While his second firm had no COO, its CFO handled many of the same duties as a law firm COO. He joked that although they were friends, they were “mortal enemies” when it came to Executive Committee meetings. Where Craig wanted to invest, she wanted to save. Where he wanted to spend, she wanted to cut. There existed a natural tension, but it was one that benefited the firm in the long run. It forced her to justify more of her proposed cuts, and forced Craig to defend his proposed expenditures and to demonstrate ROI. The existence of a natural counter-balance made them both sharper. That tension also provided clarity to the CEO, which helped inform his decisions.
Then again, none of this is possible without the right circumstances. He was a CMO whose charter and focus was client development and profitability. A CMO focused primarily on branding and advertising probably should report to the COO, as he or she is not focused on the real problem, which is revenue generation (see, below). The CMO would also need to have a voice equal to that of the COO. Each would need the full backing of the Managing Partner to speak to Executive Committee members frankly and directly, with no fear of rebuke.
In the rare firm with a strong CMO who is a peer of the COO, you generally have a person with a different mindset and perspective than that of both the COO and the partners – a mindset that is becoming more and more valuable. Now that law firm expenses are cut to the bone, and they’re all looking for ways to avoid reducing partner compensation, almost all of the opportunities (and threats) revolve around revenue generation.
The real problem is that the existing revenue generation model is inherently flawed.

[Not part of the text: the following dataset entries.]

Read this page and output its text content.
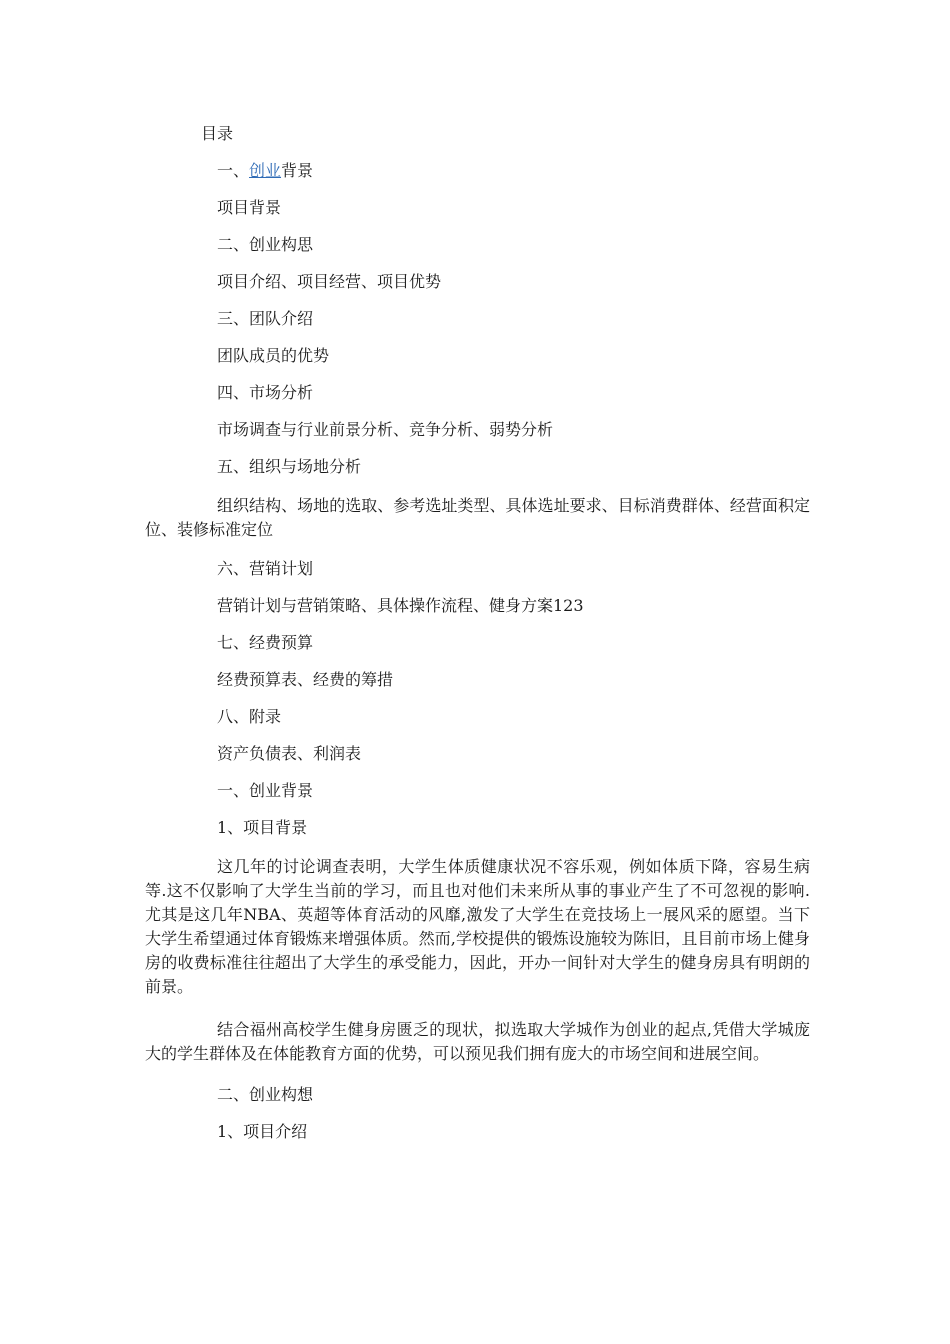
目录
一、创业背景
项目背景
二、创业构思
项目介绍、项目经营、项目优势
三、团队介绍
团队成员的优势
四、市场分析
市场调查与行业前景分析、竞争分析、弱势分析
五、组织与场地分析
组织结构、场地的选取、参考选址类型、具体选址要求、目标消费群体、经营面积定位、装修标准定位
六、营销计划
营销计划与营销策略、具体操作流程、健身方案123
七、经费预算
经费预算表、经费的筹措
八、附录
资产负债表、利润表
一、创业背景
1、项目背景
这几年的讨论调查表明，大学生体质健康状况不容乐观，例如体质下降，容易生病等.这不仅影响了大学生当前的学习，而且也对他们未来所从事的事业产生了不可忽视的影响.尤其是这几年NBA、英超等体育活动的风靡,激发了大学生在竞技场上一展风采的愿望。当下大学生希望通过体育锻炼来增强体质。然而,学校提供的锻炼设施较为陈旧，且目前市场上健身房的收费标准往往超出了大学生的承受能力，因此，开办一间针对大学生的健身房具有明朗的前景。
结合福州高校学生健身房匮乏的现状，拟选取大学城作为创业的起点,凭借大学城庞大的学生群体及在体能教育方面的优势，可以预见我们拥有庞大的市场空间和进展空间。
二、创业构想
1、项目介绍
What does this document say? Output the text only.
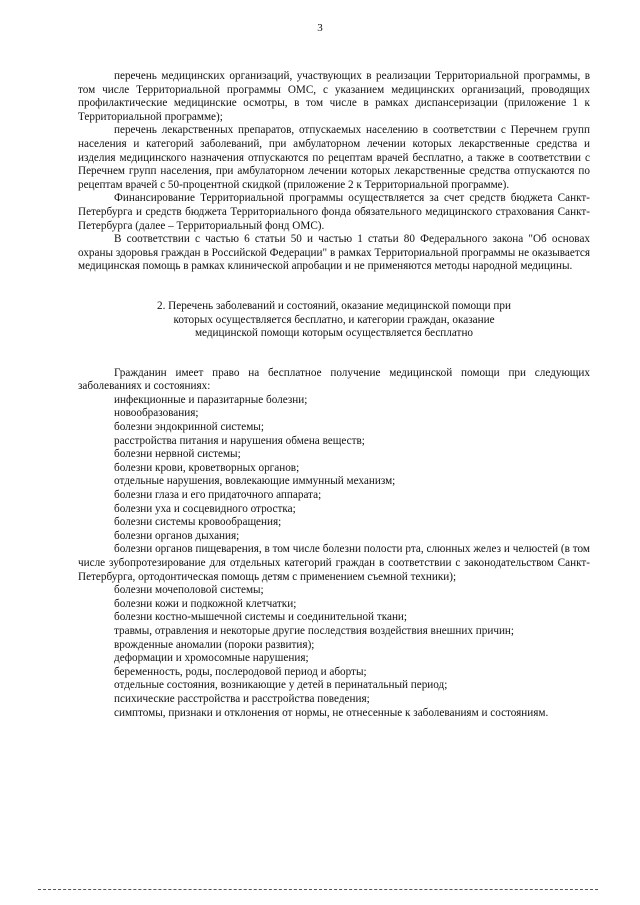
3

перечень медицинских организаций, участвующих в реализации Территориальной программы, в том числе Территориальной программы ОМС, с указанием медицинских организаций, проводящих профилактические медицинские осмотры, в том числе в рамках диспансеризации (приложение 1 к Территориальной программе);

перечень лекарственных препаратов, отпускаемых населению в соответствии с Перечнем групп населения и категорий заболеваний, при амбулаторном лечении которых лекарственные средства и изделия медицинского назначения отпускаются по рецептам врачей бесплатно, а также в соответствии с Перечнем групп населения, при амбулаторном лечении которых лекарственные средства отпускаются по рецептам врачей с 50-процентной скидкой (приложение 2 к Территориальной программе).

Финансирование Территориальной программы осуществляется за счет средств бюджета Санкт-Петербурга и средств бюджета Территориального фонда обязательного медицинского страхования Санкт-Петербурга (далее – Территориальный фонд ОМС).

В соответствии с частью 6 статьи 50 и частью 1 статьи 80 Федерального закона "Об основах охраны здоровья граждан в Российской Федерации" в рамках Территориальной программы не оказывается медицинская помощь в рамках клинической апробации и не применяются методы народной медицины.

2. Перечень заболеваний и состояний, оказание медицинской помощи при которых осуществляется бесплатно, и категории граждан, оказание медицинской помощи которым осуществляется бесплатно

Гражданин имеет право на бесплатное получение медицинской помощи при следующих заболеваниях и состояниях:

инфекционные и паразитарные болезни;
новообразования;
болезни эндокринной системы;
расстройства питания и нарушения обмена веществ;
болезни нервной системы;
болезни крови, кроветворных органов;
отдельные нарушения, вовлекающие иммунный механизм;
болезни глаза и его придаточного аппарата;
болезни уха и сосцевидного отростка;
болезни системы кровообращения;
болезни органов дыхания;
болезни органов пищеварения, в том числе болезни полости рта, слюнных желез и челюстей (в том числе зубопротезирование для отдельных категорий граждан в соответствии с законодательством Санкт-Петербурга, ортодонтическая помощь детям с применением съемной техники);
болезни мочеполовой системы;
болезни кожи и подкожной клетчатки;
болезни костно-мышечной системы и соединительной ткани;
травмы, отравления и некоторые другие последствия воздействия внешних причин;
врожденные аномалии (пороки развития);
деформации и хромосомные нарушения;
беременность, роды, послеродовой период и аборты;
отдельные состояния, возникающие у детей в перинатальный период;
психические расстройства и расстройства поведения;
симптомы, признаки и отклонения от нормы, не отнесенные к заболеваниям и состояниям.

Law firm “sales forces” are far too small, and the mobility of those sellers (the “Rainmakers”) renders the majority of laws firms extremely vulnerable to rainmaker defection. The fates of these firms will rest on the ability to adopt a new model — one where they generate revenue via contributions from a much larger percentage of their lawyers than they do today.
Given that reality, it only makes sense that the person spending every day thinking about revenue-generating strategies should not only report solely to the Managing Partner, but should also be a fixture at Executive Committee meetings.